My favorite chapter was "The Crown Jewel" (Chapter 2), in which the author describes how the old Bell Labs (before the 1984 divestiture), was justifiably the ultimate place for a pure researcher to work. "Life In Murray Hill" (Chapter 3) was a good follow-up to Chapter 2 in that he gave many personal observations, anecdotes and illustrations of what life was like in this ideal research environment. In subsequent chapters he describes the impact that AT&T's trivestiture in 1996 had on the Bell Labs researchers' esprit de corps. The intervening material, from Chapter 4 to the last chapter, was informative, but mostly provided a setting for the author to exercise creative ways of restating his underlying themes introduced in the first few chapters. This additional material does, however, provide the reader with a glimpse of a number of successful projects and Bell Labs triumphs. Alas, also recorded were a litany of potentially viable projects that got bogged down in the morass of corporate politics, organizational change and management indecision.

In the last chapter entitled "Most Fantastic Place!" the author once again reiterates the essence of the organizational elements of his story as follows:

"Bell Labs became the greatest research lab of the twentieth century because AT&T was able to pump large amounts of money into it, which allowed Bell Labs to hire the best researchers, buy them the latest equipment and let them do research unencumbered by business restraints. After 1984, AT&T's revenues were not guaranteed, but they were still substantial enough for AT&T to let Bell Labs operate as before. However, this scenario could not continue for long because AT&T did not fare well in a competitive environment. Revenues did not grow as AT&T had hoped and, in addition, AT&T was losing market share to its competitors.

Bell Labs needed to change since its parent AT&T had undergone radical surgery . . ."

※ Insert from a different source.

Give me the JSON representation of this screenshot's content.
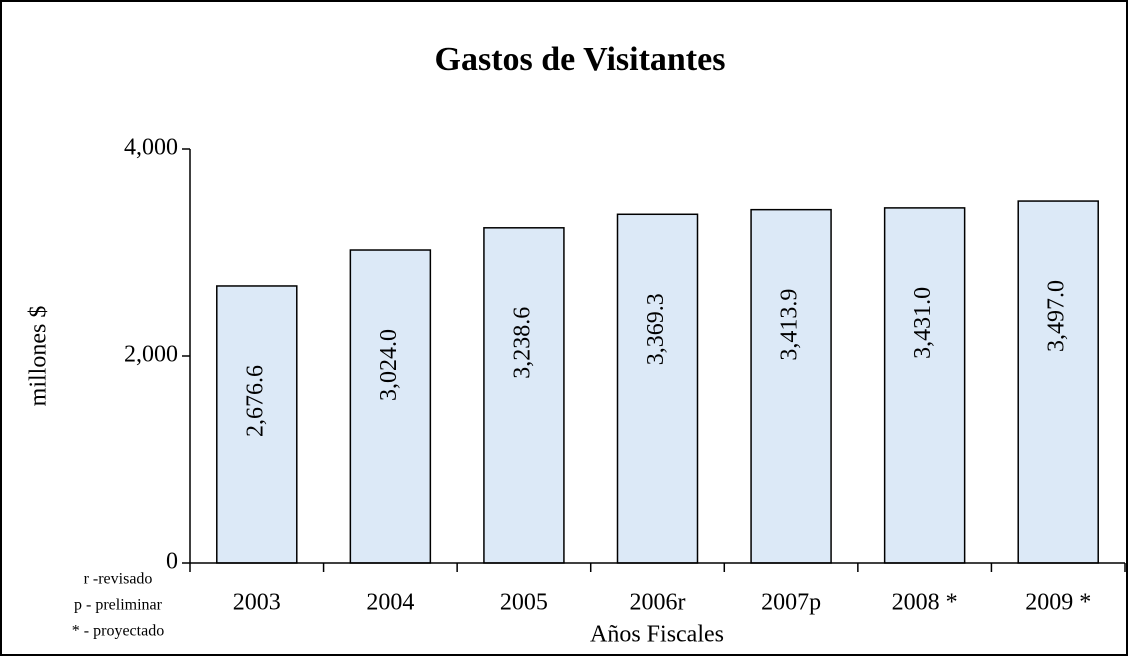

In 1996 AT&T split into three separate companies. One of the new companies, Lucent, was chosen to host most of the groups that were part of the old Bell Labs research organization. Dr. Gehani continues:

"Lucent is a much smaller company than the old AT&T that has been forced to shrink dramatically after its birth in tandem with the fall in its revenues. The Bell Labs budget that Lucent can now fund is much smaller because Lucent is operating in an extremely competitive and a very difficult telecommunication market."

I believe the book has historical merit since it records some of the history of the magnificent Bell Labs as an effective pure research "experiment". As mentioned earlier, the book is also useful for those who want to look inside the covers at how a large research organization operates. Dr. Gehani's book can be viewed as a tribute to the hundreds of dedicated scientists and their incredible contribution to science and mankind. As an author, he is gifted with a smooth writing style and an ability to arrange the material in a way that keeps the reader interested. Above all, he is able to punctuate the dryness of facts with interesting human foibles, conflicts and stories.

And the point of it all? I think when we net it all out: Competition in the telecommunications industry has come at a tremendous cost -- our country has lost its crown jewel.